Incidents will always happen, but they also provide valuable information for teams to learn from and build more resilient operations. The key to success is to see failure as an improvement, building expertise across the organization to quickly resolve and recover from system outages. The ultimate goal of post-incident reviews is to enable continuous improvement to deliver a seamless customer experience and gain a competitive advantage.
It's true that post-incident review processes can feel overwhelming, especially in the wake of a major incident. Too often, the process ends up being treated as a blame game where no one can draw knowledge from. By rethinking your post-incident review process, your organization can turn every incident into a learning opportunity to future-proof your operations.
There are three pillars to a successful post-incident review process:
1. Conduct a human-centered after-action review
Software is built by humans for humans, and response teams are made up of humans, not machines or apps. To truly learn from incidents, it is important to recognize that human expertise is the greatest source of organizational resilience. A meaningful incident review must consider not only the technical challenges but also the social context in which they were handled.

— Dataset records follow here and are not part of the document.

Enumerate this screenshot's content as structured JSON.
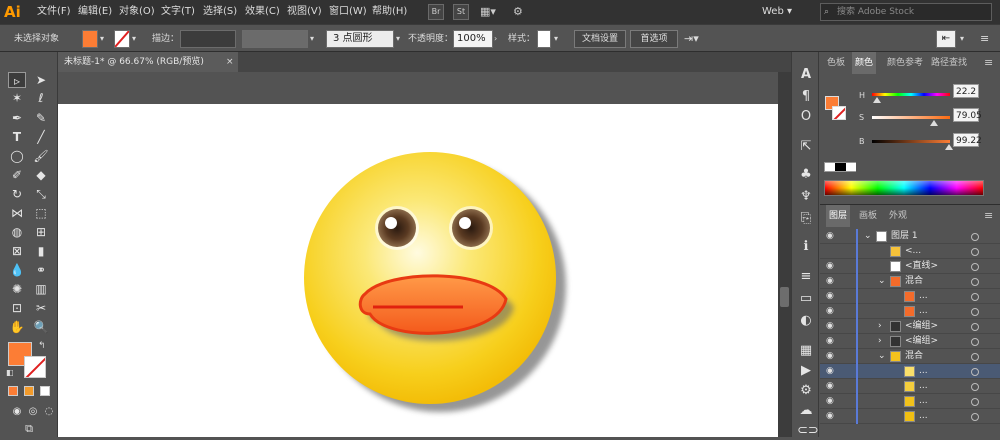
{
  "app": {
    "logo": "Ai"
  },
  "menu": [
    "文件(F)",
    "编辑(E)",
    "对象(O)",
    "文字(T)",
    "选择(S)",
    "效果(C)",
    "视图(V)",
    "窗口(W)",
    "帮助(H)"
  ],
  "menu_buttons": [
    "Br",
    "St"
  ],
  "workspace": "Web",
  "search_placeholder": "搜索 Adobe Stock",
  "control": {
    "selection": "未选择对象",
    "stroke_label": "描边：",
    "brush_profile": "3 点圆形",
    "opacity_label": "不透明度：",
    "opacity_value": "100%",
    "style_label": "样式：",
    "doc_setup": "文档设置",
    "preferences": "首选项"
  },
  "doc_tab": "未标题-1* @ 66.67% (RGB/预览)",
  "color_panel": {
    "tabs": [
      "色板",
      "颜色",
      "颜色参考",
      "路径查找"
    ],
    "H": {
      "label": "H",
      "value": "22.2",
      "pos": 0.06
    },
    "S": {
      "label": "S",
      "value": "79.05",
      "pos": 0.79
    },
    "B": {
      "label": "B",
      "value": "99.22",
      "pos": 0.99
    },
    "fill_color": "#fc7d35"
  },
  "layers_panel": {
    "tabs": [
      "图层",
      "画板",
      "外观"
    ],
    "rows": [
      {
        "name": "图层 1",
        "indent": 0,
        "expand": "v",
        "thumb": "#ffffff",
        "eye": true
      },
      {
        "name": "<...",
        "indent": 1,
        "expand": "",
        "thumb": "#f6c23a",
        "eye": false
      },
      {
        "name": "<直线>",
        "indent": 1,
        "expand": "",
        "thumb": "#ffffff",
        "eye": true
      },
      {
        "name": "混合",
        "indent": 1,
        "expand": "v",
        "thumb": "#f46b2a",
        "eye": true
      },
      {
        "name": "...",
        "indent": 2,
        "expand": "",
        "thumb": "#f46b2a",
        "eye": true
      },
      {
        "name": "...",
        "indent": 2,
        "expand": "",
        "thumb": "#f46b2a",
        "eye": true
      },
      {
        "name": "<编组>",
        "indent": 1,
        "expand": ">",
        "thumb": "#333333",
        "eye": true
      },
      {
        "name": "<编组>",
        "indent": 1,
        "expand": ">",
        "thumb": "#333333",
        "eye": true
      },
      {
        "name": "混合",
        "indent": 1,
        "expand": "v",
        "thumb": "#f4c21e",
        "eye": true
      },
      {
        "name": "...",
        "indent": 2,
        "expand": "",
        "thumb": "#f9df6b",
        "eye": true
      },
      {
        "name": "...",
        "indent": 2,
        "expand": "",
        "thumb": "#f4cd3c",
        "eye": true
      },
      {
        "name": "...",
        "indent": 2,
        "expand": "",
        "thumb": "#f2c21a",
        "eye": true
      },
      {
        "name": "...",
        "indent": 2,
        "expand": "",
        "thumb": "#f0be12",
        "eye": true
      }
    ]
  }
}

By reflecting on the human actions taken during an incident and the reasons for them, organizations can not only identify opportunities to improve performance, Done Right As a source of resilience that needs to be cultivated.
2. Create a blame-free environment
After-mortem reviews are not a place for blame. Instead of focusing on who was right or who was wrong, they focus on what enabled people to make certain decisions. Shift from blame to curiosity. Instead of asking, “Why did this happen?”, ask, “Why did it make sense for us to respond this way?”
Here are some tips for conducting a blameless post-incident review.
- Cultivate psychological safety: Create an environment where team members feel comfortable sharing their thoughts and experiences without fear of blame or retaliation. This openness is essential to uncovering the true causes of the incident.
- Involve a neutral facilitator: Appoint a neutral person to lead the post-incident review. This person should not be directly involved in the incident and can guide the conversation objectively to ensure all perspectives are considered.
- Focus on facts and context: It encourages teams to focus on the facts of the incident and the circumstances under which decisions were made. This approach helps you understand the systemic issues that contributed to the incident.
3. Connecting the dots
Incidents do not occur in isolation. They are best viewed as a series of related events that are analyzed as a whole. Cross-incident analysis enables organizations to identify patterns and surface actionable insights to drive continuous improvement and ultimately reduce the risk and cost of incidents.
Aggregating data from different tools and correlating it into a single platform is key to gaining deeper insights into team dynamics, promoting well-being and optimizing performance. It can surface areas of high stress and identify individuals at risk of burnout or attrition. This empowers leaders to create supportive environments through data-driven decision-making and build more effective incident management processes.
Don't wait to learn from incidents
We know that incidents will continue to occur, so there's no better approach than fostering a learning culture to help your organization protect business continuity, reputation, and revenue. A post-incident review process also plays a key role in keeping your team engaged and motivated. Improving it over time allows your team to spend more time on high-value work instead of putting out fires.